Select Page

Former 77-year-old Vice President and Democrat nominee Joe Biden and his running mate Sen. Kamala Harris (D-Calif.) call demonstrators since the police chokehold murder of George Floyd May 25 peaceful demonstrators. Portland, Oregon has been the epicenter of the nation’s protest movement, staging demonstrations for nearly four months with no let up in sight. Last night, the unruly mob tore down statues of PresidentsTheodore Roosevelt and Abraham Licoln. Native Americans consider both following President Andrew Jackson’s May 28. 1830 Removal Act, authorizing the U.S. military to remove Native Americans off previously sovereign land, banishing Indian tribes of desolate parts of the Western frontier. Calling Columbus Day today, Oct. 12, “Indigenous Peoples Day of Rage,” to commemorate U.S. injustice against Native Americans, protesters tore down statues.

Tearing down and spray painting the statues constitutes peaceful protests for Biden and Harris, as they continue to pander to lawbreakers claiming they’re justified in engaging in rioting, looting, vandalism, arson and anarchy, something that’s turned into endless street violence occurring in American towns and cities. Protesting Columbus Day, commemorating the explorer responsible for discovering the New World, protesters ripped down the statues claiming that Columbus and his Spanish Armada massacred Native Americans wherever explored North America. Throwing chains on the Theodore Roosevelt statue, dousing it with red paint and taking a blowtorch to what remained, “peaceful” protesters vandalize public property to make a point about treatment of Native Americans. What the public sees only three weeks before the Nov. 3 election is anarchy on American streets.

Portland’s 48-year-old Mayor Ted Wheeler, backed by 60-year-old Oregon Gov. Kate Brown, have told Portland police to stand down, letting violence spread on Portland streets. Protesters don’t want to debate U.S. history, they want to tear it apart, adopting news history texts like Howard Zinn’s 1980 “The Peoples History of the United States,” blaming the U.S. government for genocide against native peoples while they colonized the East Coast, then moved West to the New Frontier. Native American tribes have plenty of historic complaints against the White Man, who stole their land and destroyed their communities to build the frontier history of the U.S. Native Americans have come to blame Columbus for starting the ball against Native American tribes in the United States. Columbus of course never made it to what became the Continental United States, landing in Caribbean islands.

Columbus now has become symbolic for the White Man’s genocide against indigenous people, largely greeting settlers with hostility, especially for encroaching on historic Native lands. Whether Zinn’s history is true or not, the fact remains that Native Americans live in the United States with all the civil rights under the U.S. Constitution. When you consider Indian Reservations are considered sovereign territory, it’s interesting that Native Americans also claim U.S. Constitutional rights. With 6.79 million or 2.09% Native Americans living in the U.S. only 20% or 1,358,000 live on the 326 existing Indian reservations. While the federal government’s Bureau of Indian Affairs [BIA] extends sovereignty to the 326 reservations, they recognize Native Americans as U.S. citizens with all the right and privileges under the Constitution, Bill of Rights and all federal laws, statutes and regulations.

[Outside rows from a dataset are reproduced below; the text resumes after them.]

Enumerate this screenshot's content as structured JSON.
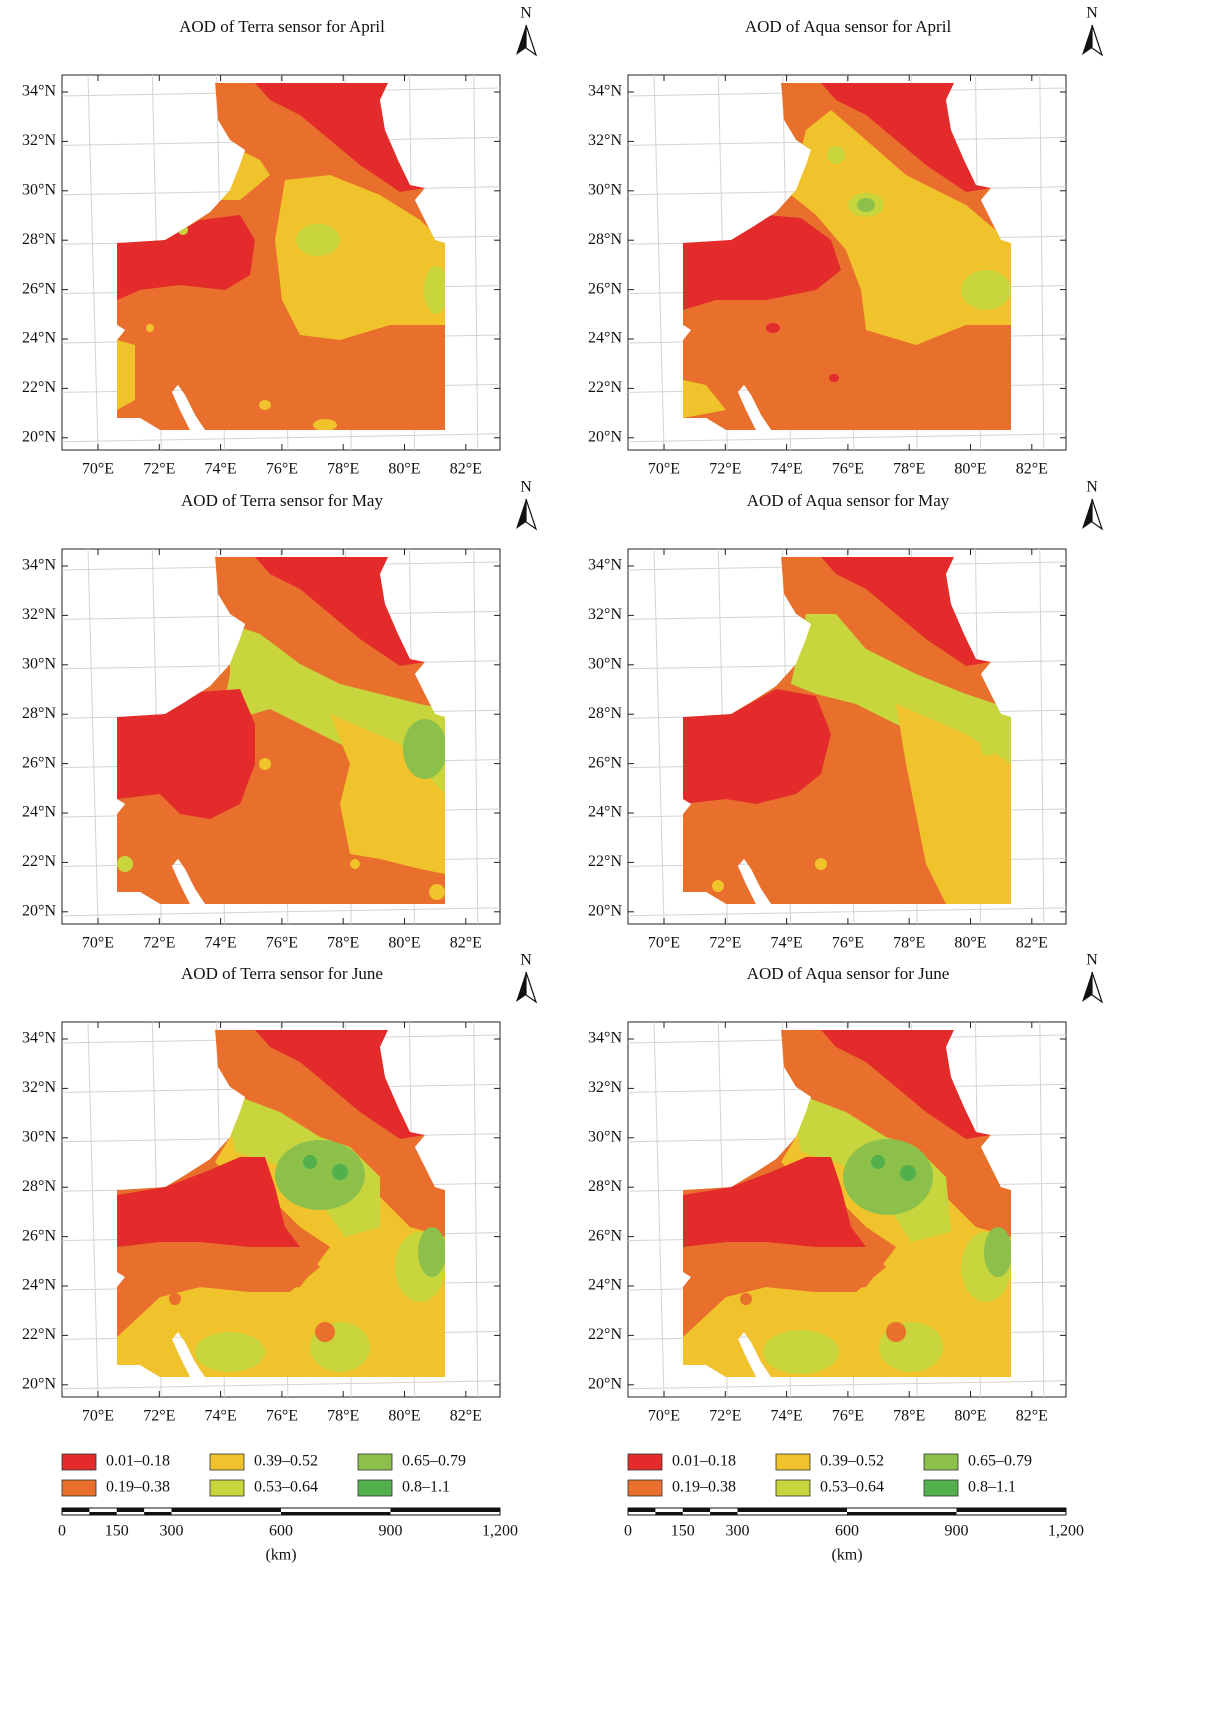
{
  "panels": [
    {
      "title": "AOD of Terra sensor for April"
    },
    {
      "title": "AOD of Aqua sensor for April"
    },
    {
      "title": "AOD of Terra sensor for May"
    },
    {
      "title": "AOD of Aqua sensor for May"
    },
    {
      "title": "AOD of Terra sensor for June"
    },
    {
      "title": "AOD of Aqua sensor for June"
    }
  ],
  "lat_labels": [
    "34°N",
    "32°N",
    "30°N",
    "28°N",
    "26°N",
    "24°N",
    "22°N",
    "20°N"
  ],
  "lon_labels": [
    "70°E",
    "72°E",
    "74°E",
    "76°E",
    "78°E",
    "80°E",
    "82°E"
  ],
  "north": "N",
  "legend": {
    "labels": [
      "0.01–0.18",
      "0.19–0.38",
      "0.39–0.52",
      "0.53–0.64",
      "0.65–0.79",
      "0.8–1.1"
    ],
    "colors": [
      "#e32b2b",
      "#e8702c",
      "#f0c22b",
      "#c8d53c",
      "#8cc04a",
      "#52b04c"
    ]
  },
  "scale_bar": {
    "labels": [
      "0",
      "150",
      "300",
      "600",
      "900",
      "1,200"
    ],
    "unit": "(km)"
  }
}
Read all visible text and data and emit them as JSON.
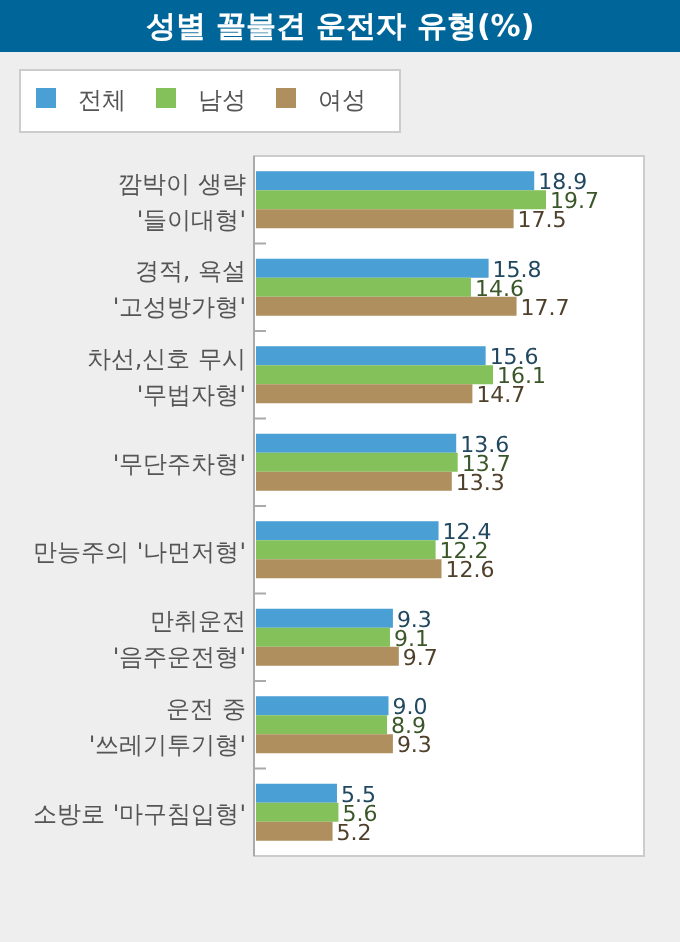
{
  "chart_data": {
    "type": "bar",
    "orientation": "horizontal",
    "title": "성별 꼴불견 운전자 유형(%)",
    "legend": "top left",
    "grid": false,
    "categories": [
      "깜박이 생략\n'들이대형'",
      "경적, 욕설\n'고성방가형'",
      "차선,신호 무시\n'무법자형'",
      "'무단주차형'",
      "만능주의 '나먼저형'",
      "만취운전\n'음주운전형'",
      "운전 중\n'쓰레기투기형'",
      "소방로 '마구침입형'"
    ],
    "series": [
      {
        "name": "전체",
        "color": "#4a9fd4",
        "values": [
          18.9,
          15.8,
          15.6,
          13.6,
          12.4,
          9.3,
          9.0,
          5.5
        ],
        "value_labels": [
          "18.9",
          "15.8",
          "15.6",
          "13.6",
          "12.4",
          "9.3",
          "9.0",
          "5.5"
        ]
      },
      {
        "name": "남성",
        "color": "#84c15a",
        "values": [
          19.7,
          14.6,
          16.1,
          13.7,
          12.2,
          9.1,
          8.9,
          5.6
        ],
        "value_labels": [
          "19.7",
          "14.6",
          "16.1",
          "13.7",
          "12.2",
          "9.1",
          "8.9",
          "5.6"
        ]
      },
      {
        "name": "여성",
        "color": "#b08f5f",
        "values": [
          17.5,
          17.7,
          14.7,
          13.3,
          12.6,
          9.7,
          9.3,
          5.2
        ],
        "value_labels": [
          "17.5",
          "17.7",
          "14.7",
          "13.3",
          "12.6",
          "9.7",
          "9.3",
          "5.2"
        ]
      }
    ]
  }
}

Tearing down and defacing public property is a crime in every state of the Union, including U.S. territories. Yet when local law enforcement stands down in Portland or other U.S. cities, it invites more street violence. Toppling or defacing statues, monuments or federal property is not legal anywhere in the U.S., yet so-called non-violent protesters have been getting away with it without consequences. Tearing down or defacing the statues in Portland, protester sprayed Dakoka 38 to remember the 38 Dakota Sioux Indians executed Dec. 26, 1862 by hanging for the deaths of 77 soldiers and up to 800 civilians killed along the Minnesota River. Native tribes hold Abraham Lincoln responsible for the 38 hung, though they don’t talk about Lincoln commuting the sentences on 266 other Native Americans. Native Americans have far more conflict with the U.S. government than African Americans.

Whatever happened 140 years ago, the right way to resolve disputes is under the U.S. Constitution not vigilante justice. African and Native Americans complain of unlawful White militia groups like the KKK, but they don’t see themselves as taking the law into their own hands. Contrary to Biden and Harris seeing protests as non-violent, there have been plenty of violent street protests leading to 74-year-old President Donald Trump’s call for law-and –order. Since George Floyd’s death May 25, groups like Black Lives Matter have called for de-funding U.S. police departments citing police brutality against blacks and other minority groups. When destroying federal property or U.S. statues and landmarks, anarchists have their reasons for lawless behavior but must ultimately face U.S. courts. When elected officials like Wheeler in Portland condone violence and anarchy, it hurts all civil society.